I've been gone for a while, I know. For the past four months, I've been wandering the numerous states of Baby Land, crossing in and out of Down Syndrome Jungle, making brief forays into Diaper City (and its various smells, textures, and unknows, of which there are several more than one would initially assume), enjoying Bath-Time Circus, and spending much too much time in Breast-Feeding Desert, on my way to a much happier place known as Formula Gardens.
I have been living my life. As sometimes happens, if you don't watch out. Life will just decide for you.
It seems that I now know exactly what I will do with my life. And thus the title and the purpose of the blog seem a little contradictory to what my life has evolved into.

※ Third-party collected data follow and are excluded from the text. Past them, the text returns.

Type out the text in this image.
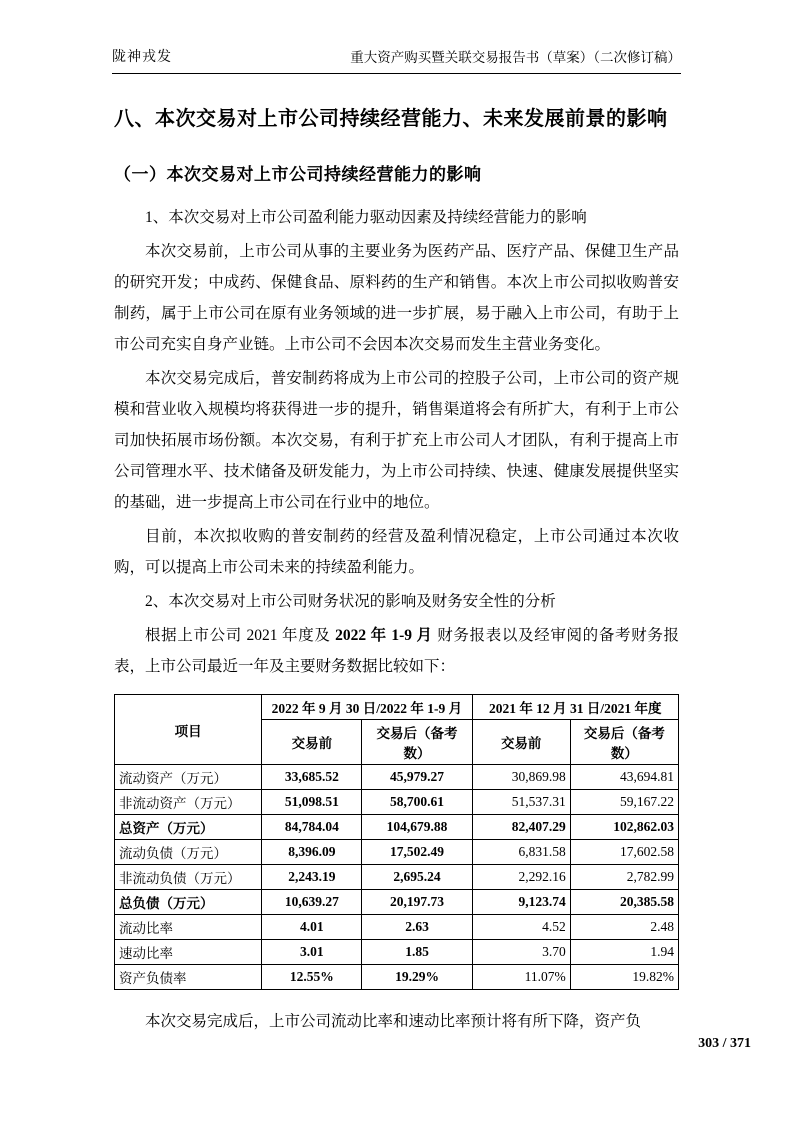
陇神戎发	重大资产购买暨关联交易报告书（草案）（二次修订稿）
八、本次交易对上市公司持续经营能力、未来发展前景的影响
（一）本次交易对上市公司持续经营能力的影响

1、本次交易对上市公司盈利能力驱动因素及持续经营能力的影响

本次交易前，上市公司从事的主要业务为医药产品、医疗产品、保健卫生产品的研究开发；中成药、保健食品、原料药的生产和销售。本次上市公司拟收购普安制药，属于上市公司在原有业务领域的进一步扩展，易于融入上市公司，有助于上市公司充实自身产业链。上市公司不会因本次交易而发生主营业务变化。

本次交易完成后，普安制药将成为上市公司的控股子公司，上市公司的资产规模和营业收入规模均将获得进一步的提升，销售渠道将会有所扩大，有利于上市公司加快拓展市场份额。本次交易，有利于扩充上市公司人才团队，有利于提高上市公司管理水平、技术储备及研发能力，为上市公司持续、快速、健康发展提供坚实的基础，进一步提高上市公司在行业中的地位。

目前，本次拟收购的普安制药的经营及盈利情况稳定，上市公司通过本次收购，可以提高上市公司未来的持续盈利能力。

2、本次交易对上市公司财务状况的影响及财务安全性的分析

根据上市公司 2021 年度及 2022 年 1-9 月 财务报表以及经审阅的备考财务报表，上市公司最近一年及主要财务数据比较如下：

项目	2022 年 9 月 30 日/2022 年 1-9 月		2021 年 12 月 31 日/2021 年度	
	交易前	交易后（备考数）	交易前	交易后（备考数）
流动资产（万元）	33,685.52	45,979.27	30,869.98	43,694.81
非流动资产（万元）	51,098.51	58,700.61	51,537.31	59,167.22
总资产（万元）	84,784.04	104,679.88	82,407.29	102,862.03
流动负债（万元）	8,396.09	17,502.49	6,831.58	17,602.58
非流动负债（万元）	2,243.19	2,695.24	2,292.16	2,782.99
总负债（万元）	10,639.27	20,197.73	9,123.74	20,385.58
流动比率	4.01	2.63	4.52	2.48
速动比率	3.01	1.85	3.70	1.94
资产负债率	12.55%	19.29%	11.07%	19.82%

本次交易完成后，上市公司流动比率和速动比率预计将有所下降，资产负

303 / 371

I have become, first and foremost, a mother to my baby, but also a mother to a child with Down Syndrome - a professional researcher, a singing maniac, a physical therapist, a nutritionist, a Mozart enthusiast, an occupational therapist, a doctor, an advocate, a speech pathologist, an educator, a chemist, a massage therapist, and many more things to help this tiny life in my (no longer exercised from lifting a wine glass, nor tanned from golfing) arms take off and prosper. To help her lead her life, instead of having to always follow someone else.
So like any other mom, just with an added twist of a specialty, and a little more active raising of my daughter thrown in the pot.
But does my full-time specialty motherhood have to signify the end of this here blog? I don't think so. I think it should be a sign to make a change, a divide, a spin-off, a new blog dealing with all of the sprinkles that get willy-nilly thrown on the cone when the cone has a baby cone with an extra 21st chromosome.
Another blog? (And what's with the ice-cream metaphors?)
Yes, I think it has to be so. (No idea.)
See, not once have I been sad or needed support because of the little something extra in my babe's karyotype. I haven't needed comforting (I got my firstborn out of the deal, didn't I?), or for someone to tell me it's not my fault (any idiot knows that babies with Down just happen, as a quirk of nature, right?), or for encouragement on this 'difficult road I've chosen' (Yes, I chose not to abort, but I didn't choose for my babe to have Down Syndrome, so what exactly are you referring to anyhow?), or for anyone to tell me what a saint of a mother I am (because I'm not. I'm pretty sure babe's first word will be 'fuck' and it will be horrifying to everyone and completely my fault [but I also hope that babe, without being asked to, will always give love to the homeless and will also then reap credit for that]).
I have been very overwhelmed by the difficulty in finding decent information (especially some that isn't the complete opposite of some other information) in a situation where the state or the government isn't in charge of what happens in regards to my babe's care and education (yes, we're still living in Mexico), a little put off by how easily God makes an appearance in discussions about Down Syndrome and deciding to have a baby with Down Syndrome, somewhat mystified as to how uneducated
So I think I have to change the world. One stupid, fucking stereotype (read: one wrong impression) at a time, and for that I'm going to need a whole other platform, one that will involve a lot more preaching, a little less swearing, and a lot more love.
For this little individual who is, and always will be, my daughter. My Vikinga babe and her three 21s.